Une Femme de Shôwa
Honoré cette année à Angoulême – exposition dédiée et Prix du Patrimoine pour le Club des divorcés –, Kazuo Kamimura est l’un des monstres sacrés du gekiga. Puisant à nouveau dans l’œuvre foisonnante de l’artiste, Kana nous propose Une Femme de Shôwa (1977-78), scénarisé par Ikki Kajiwara (Ashita no Joe) et ayant pour particularité d’être resté inachevé suite à l’arrêt de la revue Apache, terrain d’accueil de cette histoire.

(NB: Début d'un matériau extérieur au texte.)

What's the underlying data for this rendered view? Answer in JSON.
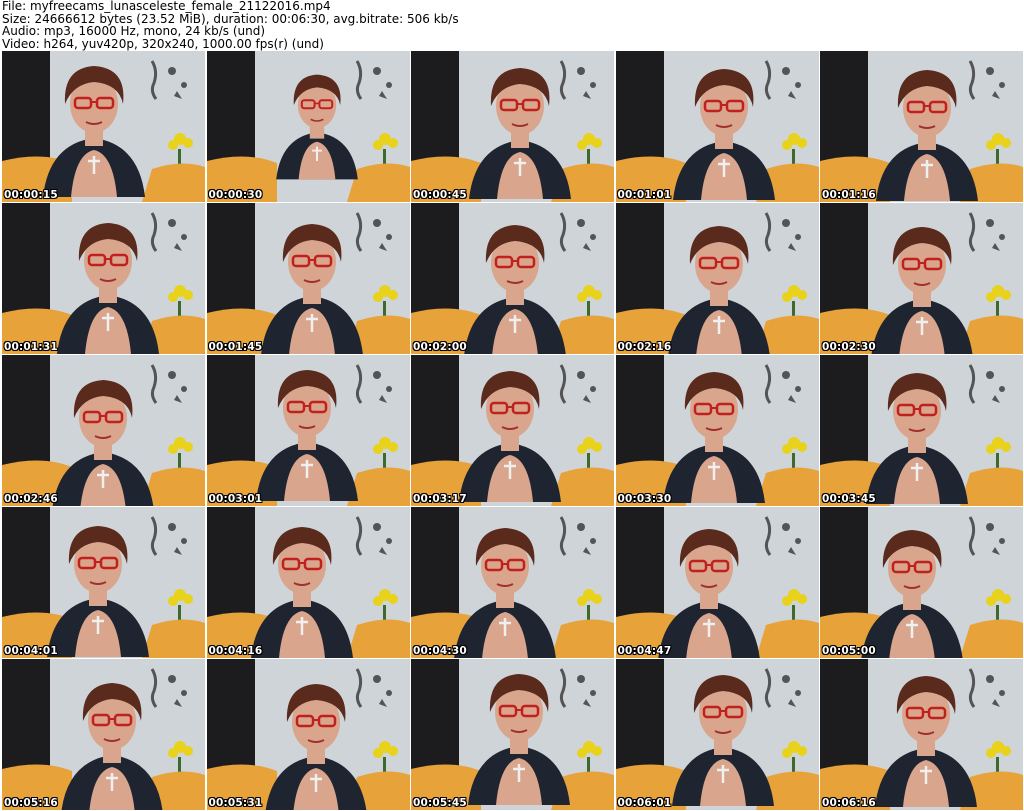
{
  "header": {
    "file_line": "File: myfreecams_lunasceleste_female_21122016.mp4",
    "size_line": "Size: 24666612 bytes (23.52 MiB), duration: 00:06:30, avg.bitrate: 506 kb/s",
    "audio_line": "Audio: mp3, 16000 Hz, mono, 24 kb/s (und)",
    "video_line": "Video: h264, yuv420p, 320x240, 1000.00 fps(r) (und)"
  },
  "thumbnails": [
    {
      "timestamp": "00:00:15"
    },
    {
      "timestamp": "00:00:30"
    },
    {
      "timestamp": "00:00:45"
    },
    {
      "timestamp": "00:01:01"
    },
    {
      "timestamp": "00:01:16"
    },
    {
      "timestamp": "00:01:31"
    },
    {
      "timestamp": "00:01:45"
    },
    {
      "timestamp": "00:02:00"
    },
    {
      "timestamp": "00:02:16"
    },
    {
      "timestamp": "00:02:30"
    },
    {
      "timestamp": "00:02:46"
    },
    {
      "timestamp": "00:03:01"
    },
    {
      "timestamp": "00:03:17"
    },
    {
      "timestamp": "00:03:30"
    },
    {
      "timestamp": "00:03:45"
    },
    {
      "timestamp": "00:04:01"
    },
    {
      "timestamp": "00:04:16"
    },
    {
      "timestamp": "00:04:30"
    },
    {
      "timestamp": "00:04:47"
    },
    {
      "timestamp": "00:05:00"
    },
    {
      "timestamp": "00:05:16"
    },
    {
      "timestamp": "00:05:31"
    },
    {
      "timestamp": "00:05:45"
    },
    {
      "timestamp": "00:06:01"
    },
    {
      "timestamp": "00:06:16"
    }
  ],
  "colors": {
    "wall": "#cfd4d8",
    "door": "#1c1c1e",
    "blanket": "#e8a23a",
    "hair": "#5a2a1c",
    "skin": "#d9a58c",
    "vest": "#1e2430",
    "glasses": "#c0201e",
    "flowers": "#e8d21c"
  }
}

“Shôwa” désigne l’ère éponyme (1926-1989), période de règne de l’empereur Hirohito. Ici, c’est le lendemain de la capitulation nippone qui nous est conté, dans un contexte de reconstruction du pays sous l’occupation américaine. Cette femme de Shôwa en devenir, donc, est la jeune Shôko, petite délinquante livrée à elle-même suite à la mort tragique de sa mère. Comme a pu le faire le cinéaste Seijun Suzuki avant eux (pensons à La Barrière de chair, sur les prostituées de l’après-guerre), Kamimura et Kajiwara dressent le portrait d’un empire appauvri, désordonné, où la vie ne fait aucun cadeau aux orphelins et encore moins lorsqu’on est une femme. Le sang jaillit – des plaies béantes, des orifices mutilés. À ce contexte réaliste et ténébreux s’ajoute une composante chevaleresque, comme si l’âme de Yûki, la célèbre Lady Snowblood de Kamimura, s’était réincarnée dans cette Shôko à la force de caractère incroyable. Loin de se laisser abattre, même nue, même humiliée, elle ne perd jamais de vue son objectif : se venger de ceux qui ont écorché les siens. Au contact de plusieurs milieux successifs (principalement un centre de rééducation pour jeunes filles), elle saigne, s’élève, tombe amoureuse. Un personnage hypnotisant, aux yeux perçants dont Kamimura a le secret, malgré un dessinateur qu’on sent en pilotage automatique, pas particulièrement inspiré quand on sait ce dont il est capable.
Oui, ce récit ne manque pas de charme. Malheureusement, son incomplétude l’empêche de prendre une véritable ampleur et c’est sur la triste impression d’avoir assisté à un prélude que se referme le livre. Au lecteur, peut-être, d’imaginer la suite.